Su questa linea s’inserisce la proposta che AlmaLaurea ha fatto al Governo, ovvero di favorire non solo l’accesso al credito, ma anche al capitale umano. Cosa ne pensa?
“Condivido pienamente questa ipotesi, credo sia la via giusta da percorrere per arginare il problema dell’occupazione dei laureati e per rimettere in moto la nostra economia. Certo, il tutto va fatto limitando le forme di assunzione precaria e incentivando la stabilità al lavoro perché, come si legge nel Rapporto AlmaLaurea, la precarietà continua a colpire anche a cinque anni dal conseguimento del titolo. Il che vuol dire avere retribuzioni più basse e meno diritti. E’ bene ricordarlo, l’accordo del 23 luglio del 2007 puntava a questo scopo, l’obiettivo era di favorire l’inserimento in azienda dei giovani, un input che doveva portare all’assunzione a tempo indeterminato”.
Anche il lavoro femminile avrebbe bisogno di un sostegno: le laureate risultano penalizzate.“La scarsa occupazione delle donne è uno dei più grossi mali d’Italia, un gap che caratterizza soprattutto il Sud dell’Italia e che ci vede ancora una volta agli ultimi posti nella classifica in Europa. Servono dei supporti per favorire l’ingresso delle donne sul mercato del lavoro, dalle politiche di conciliazione a quelle di sostegno, mirate non solo alla quantità ma anche alla qualità del lavoro che si offre”.
Uscire dalla crisi e trasformarla in un’opportunità di crescita è possibile?
Al momento parlare di opportunità è molto difficile. Ma occorre provarci.
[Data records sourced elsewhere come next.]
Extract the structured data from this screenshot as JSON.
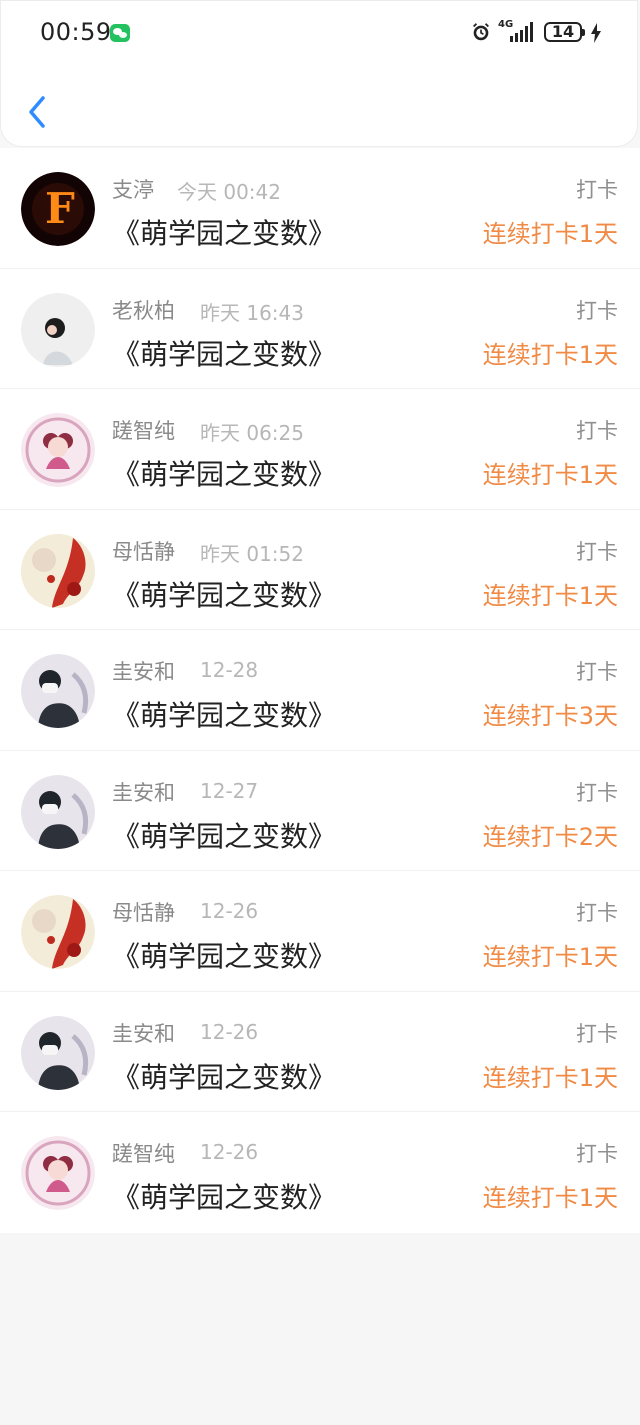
{
  "status_bar": {
    "time": "00:59",
    "network": "4G",
    "battery_level": "14"
  },
  "nav": {
    "back_label": ""
  },
  "rows": [
    {
      "name": "支渟",
      "time": "今天 00:42",
      "title": "《萌学园之变数》",
      "action": "打卡",
      "streak": "连续打卡1天",
      "avatar": "avatar-fire-f"
    },
    {
      "name": "老秋柏",
      "time": "昨天 16:43",
      "title": "《萌学园之变数》",
      "action": "打卡",
      "streak": "连续打卡1天",
      "avatar": "avatar-boy"
    },
    {
      "name": "蹉智纯",
      "time": "昨天 06:25",
      "title": "《萌学园之变数》",
      "action": "打卡",
      "streak": "连续打卡1天",
      "avatar": "avatar-anime-pink"
    },
    {
      "name": "母恬静",
      "time": "昨天 01:52",
      "title": "《萌学园之变数》",
      "action": "打卡",
      "streak": "连续打卡1天",
      "avatar": "avatar-red-anime"
    },
    {
      "name": "圭安和",
      "time": "12-28",
      "title": "《萌学园之变数》",
      "action": "打卡",
      "streak": "连续打卡3天",
      "avatar": "avatar-mask"
    },
    {
      "name": "圭安和",
      "time": "12-27",
      "title": "《萌学园之变数》",
      "action": "打卡",
      "streak": "连续打卡2天",
      "avatar": "avatar-mask"
    },
    {
      "name": "母恬静",
      "time": "12-26",
      "title": "《萌学园之变数》",
      "action": "打卡",
      "streak": "连续打卡1天",
      "avatar": "avatar-red-anime"
    },
    {
      "name": "圭安和",
      "time": "12-26",
      "title": "《萌学园之变数》",
      "action": "打卡",
      "streak": "连续打卡1天",
      "avatar": "avatar-mask"
    },
    {
      "name": "蹉智纯",
      "time": "12-26",
      "title": "《萌学园之变数》",
      "action": "打卡",
      "streak": "连续打卡1天",
      "avatar": "avatar-anime-pink"
    }
  ],
  "colors": {
    "accent": "#f08a45",
    "back": "#2d8cff"
  }
}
Per questo servono delle scelte precise, affinché la recessione possa trasformarsi davvero in un’opportunità. La radice del problema è da ricercare nella globalizzazione senza regole che ha caratterizzato l’andamento dell’economia mondiale di questi ultimi anni nel privilegio della finanziarizzazione sulla produzione e nel non riconoscimento del valore sociale del lavoro. Un paradosso: allora si diceva che il mercato globale non poteva essere regolato, ora si afferma esattamente il contrario. Ma le regole servono e vanno seguite sempre, non ricercate per opportunità. Non tutti i paesi usciranno da questa stretta allo stesso modo: chi continuerà a puntare sulla finanza o su un modello di sviluppo povero è destinato a fallire. Non mi stancherò mai di dirlo, dobbiamo tornare all’etica dello sviluppo”.